Teraz jest to uregulowane prawem, ale wcześniej zdarzały się przypadki, że pediatra nie chcial przyjąć malucha z gorączką i objawami anginy w przychodni na nfz, problemu natomiast nie ma jeśli chodziło o prywatną praktykę...
Podobnie, będąc w ciąży, w okresie pierwszego lockdownu, zmiast wizyty, dostałam teleporadę Prywatnie natomiast, lekarze ginekolodzy przyjmowali bez zmian (no niezupełnie, była ankieta), błyskawicznie dostosowali się i nawet na moment nie zamknęli interesu. Dlaczego?
nie ma transmisji wirusa od osób zdrowych (bezobjawowych), a tacy chodzą w maskach po ulicach. Chorzy siedzą w domach.
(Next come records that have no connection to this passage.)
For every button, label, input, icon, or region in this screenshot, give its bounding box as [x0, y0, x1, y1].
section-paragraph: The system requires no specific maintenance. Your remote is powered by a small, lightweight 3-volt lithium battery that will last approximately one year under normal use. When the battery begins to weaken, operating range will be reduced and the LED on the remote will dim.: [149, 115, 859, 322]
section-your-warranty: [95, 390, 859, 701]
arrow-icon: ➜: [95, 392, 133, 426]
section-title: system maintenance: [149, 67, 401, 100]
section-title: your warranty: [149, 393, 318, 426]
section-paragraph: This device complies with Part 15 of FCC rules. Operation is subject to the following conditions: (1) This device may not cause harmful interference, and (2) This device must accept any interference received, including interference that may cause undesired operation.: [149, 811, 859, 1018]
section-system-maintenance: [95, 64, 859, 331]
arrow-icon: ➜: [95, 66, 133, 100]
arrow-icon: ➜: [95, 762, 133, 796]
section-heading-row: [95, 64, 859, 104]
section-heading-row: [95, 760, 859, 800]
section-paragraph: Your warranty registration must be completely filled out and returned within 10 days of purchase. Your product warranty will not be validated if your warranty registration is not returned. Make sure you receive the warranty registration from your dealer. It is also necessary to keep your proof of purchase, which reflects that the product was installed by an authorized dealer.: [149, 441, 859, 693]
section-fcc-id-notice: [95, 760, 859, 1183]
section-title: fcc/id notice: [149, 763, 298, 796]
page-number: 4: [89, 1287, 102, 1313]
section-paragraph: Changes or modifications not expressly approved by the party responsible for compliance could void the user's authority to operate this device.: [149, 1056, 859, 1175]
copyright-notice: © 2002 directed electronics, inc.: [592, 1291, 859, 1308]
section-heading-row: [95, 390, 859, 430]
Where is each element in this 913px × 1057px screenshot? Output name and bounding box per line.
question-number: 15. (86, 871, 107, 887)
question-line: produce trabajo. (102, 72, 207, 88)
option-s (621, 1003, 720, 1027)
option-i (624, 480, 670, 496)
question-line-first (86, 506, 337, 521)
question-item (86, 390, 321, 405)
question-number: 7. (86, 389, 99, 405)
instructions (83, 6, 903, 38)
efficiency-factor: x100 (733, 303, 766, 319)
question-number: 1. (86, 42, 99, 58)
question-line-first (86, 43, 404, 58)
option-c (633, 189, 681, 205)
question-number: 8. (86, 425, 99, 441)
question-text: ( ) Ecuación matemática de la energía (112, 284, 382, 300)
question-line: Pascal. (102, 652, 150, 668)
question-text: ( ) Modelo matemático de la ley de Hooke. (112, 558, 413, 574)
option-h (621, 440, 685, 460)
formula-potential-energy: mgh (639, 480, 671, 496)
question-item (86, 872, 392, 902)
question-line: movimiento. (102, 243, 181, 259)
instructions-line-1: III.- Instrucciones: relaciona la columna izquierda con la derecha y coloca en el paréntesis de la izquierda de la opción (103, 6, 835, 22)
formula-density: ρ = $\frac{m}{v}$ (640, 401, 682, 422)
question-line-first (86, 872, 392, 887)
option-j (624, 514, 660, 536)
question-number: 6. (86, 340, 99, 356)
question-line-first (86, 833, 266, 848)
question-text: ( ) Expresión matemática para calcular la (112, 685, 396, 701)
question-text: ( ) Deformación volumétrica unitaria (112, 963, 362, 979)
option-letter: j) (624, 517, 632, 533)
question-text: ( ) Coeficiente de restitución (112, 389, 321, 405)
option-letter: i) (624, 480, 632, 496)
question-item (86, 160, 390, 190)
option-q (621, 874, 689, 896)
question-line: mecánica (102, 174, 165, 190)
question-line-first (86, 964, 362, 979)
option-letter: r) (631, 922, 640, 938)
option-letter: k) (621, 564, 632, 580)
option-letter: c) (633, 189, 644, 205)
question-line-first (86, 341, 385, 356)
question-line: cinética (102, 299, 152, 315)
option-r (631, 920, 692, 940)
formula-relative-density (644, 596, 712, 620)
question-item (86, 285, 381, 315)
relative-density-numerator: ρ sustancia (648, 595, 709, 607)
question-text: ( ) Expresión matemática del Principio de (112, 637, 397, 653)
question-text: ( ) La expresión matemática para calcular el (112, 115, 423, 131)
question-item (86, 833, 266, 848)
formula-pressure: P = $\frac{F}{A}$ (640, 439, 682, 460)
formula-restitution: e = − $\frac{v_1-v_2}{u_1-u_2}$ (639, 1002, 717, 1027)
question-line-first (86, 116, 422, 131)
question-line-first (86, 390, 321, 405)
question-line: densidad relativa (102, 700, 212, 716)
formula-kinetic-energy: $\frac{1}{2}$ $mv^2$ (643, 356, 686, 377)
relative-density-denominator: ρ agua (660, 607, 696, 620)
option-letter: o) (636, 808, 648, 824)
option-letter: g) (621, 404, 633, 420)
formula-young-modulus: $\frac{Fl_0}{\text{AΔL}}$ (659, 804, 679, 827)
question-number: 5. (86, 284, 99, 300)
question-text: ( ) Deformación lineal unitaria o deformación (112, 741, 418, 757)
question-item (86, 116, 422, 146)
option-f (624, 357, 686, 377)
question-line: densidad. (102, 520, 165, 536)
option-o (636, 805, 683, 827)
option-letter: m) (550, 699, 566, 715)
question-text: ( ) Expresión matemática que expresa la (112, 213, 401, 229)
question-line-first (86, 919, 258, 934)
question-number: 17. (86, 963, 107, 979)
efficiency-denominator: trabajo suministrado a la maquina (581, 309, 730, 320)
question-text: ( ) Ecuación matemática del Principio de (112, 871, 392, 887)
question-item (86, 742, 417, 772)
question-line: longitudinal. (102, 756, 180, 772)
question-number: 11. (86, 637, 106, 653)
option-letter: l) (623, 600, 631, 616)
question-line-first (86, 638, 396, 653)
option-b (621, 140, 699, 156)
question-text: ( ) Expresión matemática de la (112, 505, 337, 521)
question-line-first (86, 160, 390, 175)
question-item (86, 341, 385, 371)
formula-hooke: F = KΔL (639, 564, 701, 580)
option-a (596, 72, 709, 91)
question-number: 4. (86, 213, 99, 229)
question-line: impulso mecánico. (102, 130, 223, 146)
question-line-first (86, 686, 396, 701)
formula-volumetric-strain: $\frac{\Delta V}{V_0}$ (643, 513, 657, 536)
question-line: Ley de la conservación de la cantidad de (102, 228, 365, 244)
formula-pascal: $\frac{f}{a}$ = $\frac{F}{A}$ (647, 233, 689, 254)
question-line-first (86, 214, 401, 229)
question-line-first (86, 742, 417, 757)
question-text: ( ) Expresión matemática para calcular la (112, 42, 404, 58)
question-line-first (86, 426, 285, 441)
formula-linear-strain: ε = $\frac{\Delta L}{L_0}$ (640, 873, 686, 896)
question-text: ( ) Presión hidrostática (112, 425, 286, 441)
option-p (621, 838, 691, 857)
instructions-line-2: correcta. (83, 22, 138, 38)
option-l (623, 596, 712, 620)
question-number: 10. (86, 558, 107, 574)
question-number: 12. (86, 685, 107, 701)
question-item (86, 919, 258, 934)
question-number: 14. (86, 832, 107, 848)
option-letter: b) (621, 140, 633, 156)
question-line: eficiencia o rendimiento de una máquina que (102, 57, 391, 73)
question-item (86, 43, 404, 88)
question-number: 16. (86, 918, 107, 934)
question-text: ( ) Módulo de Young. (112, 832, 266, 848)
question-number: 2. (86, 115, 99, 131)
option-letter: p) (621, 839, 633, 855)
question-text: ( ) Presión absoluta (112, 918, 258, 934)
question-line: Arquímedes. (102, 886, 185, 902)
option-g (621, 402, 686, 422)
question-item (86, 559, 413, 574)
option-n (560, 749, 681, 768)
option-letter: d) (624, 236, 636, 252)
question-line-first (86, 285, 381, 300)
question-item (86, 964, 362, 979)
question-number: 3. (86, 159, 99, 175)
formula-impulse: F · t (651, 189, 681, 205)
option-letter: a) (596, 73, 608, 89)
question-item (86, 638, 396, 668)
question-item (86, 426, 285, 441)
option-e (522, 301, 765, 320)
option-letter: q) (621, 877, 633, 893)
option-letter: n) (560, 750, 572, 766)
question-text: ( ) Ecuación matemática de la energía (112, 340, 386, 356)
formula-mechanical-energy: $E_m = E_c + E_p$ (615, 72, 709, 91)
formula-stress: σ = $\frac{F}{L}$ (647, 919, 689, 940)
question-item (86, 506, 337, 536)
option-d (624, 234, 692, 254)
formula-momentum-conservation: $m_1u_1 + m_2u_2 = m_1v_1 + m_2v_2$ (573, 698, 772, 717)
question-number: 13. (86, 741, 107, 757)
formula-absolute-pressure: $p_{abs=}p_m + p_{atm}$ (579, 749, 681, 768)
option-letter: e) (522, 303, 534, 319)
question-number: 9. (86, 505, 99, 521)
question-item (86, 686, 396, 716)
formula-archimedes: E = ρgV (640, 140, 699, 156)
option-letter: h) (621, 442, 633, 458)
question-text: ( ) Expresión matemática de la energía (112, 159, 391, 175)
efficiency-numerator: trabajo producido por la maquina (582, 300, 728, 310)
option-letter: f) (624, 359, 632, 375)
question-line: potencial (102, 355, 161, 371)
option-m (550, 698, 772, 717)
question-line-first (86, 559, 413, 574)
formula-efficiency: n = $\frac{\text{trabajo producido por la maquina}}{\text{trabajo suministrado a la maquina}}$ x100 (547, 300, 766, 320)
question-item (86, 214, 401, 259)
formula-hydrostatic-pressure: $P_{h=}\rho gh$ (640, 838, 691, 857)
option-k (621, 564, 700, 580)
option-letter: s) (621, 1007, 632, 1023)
Osoby bezobjawowe nie transmitują wirusa, na co wskazują badania na 10 milionach ludzi https://www.nature.com/articles/s41467-020-19802-w?fbclid=IwAR3x-eDH16KCBX-SliXrtSpOQwsIUkYopyuBgidyoW-49dQ3YuACup83Fyc
Noszenie maseczek ma znaczenie:
- zmniejsza odporność ze względu na podduszanie;
- każe pamiętać na każdym kroku o "pandemii", czyli podtrzymuje psychozę;
- jest źródłem wielu zakażeń, skoro nosi sie maseczki jednorazowe wielorazowo
Nie widzę sensu dyskutować z manipulantem.
Ciekawe takie życie, gdy ciągle ktoś podejrzewa cie, że jesteś chory, chociaż nie masz objawów, np. jedzenie śniadania w pojedynkę - wyśmienite rozwiązanie, w sam raz pasujące do tego sposobu myślenia.
Strach się bać, jeżeli osoba pracująca w aptece musi mieć przyłbice, żeby się dowiedzieć, że ludzie plują.
suszna rada
będzie mniej marnotrawstwa
Spłycanie problemu do stosunku do maseczek pokazuje brak zrozumienia problemu.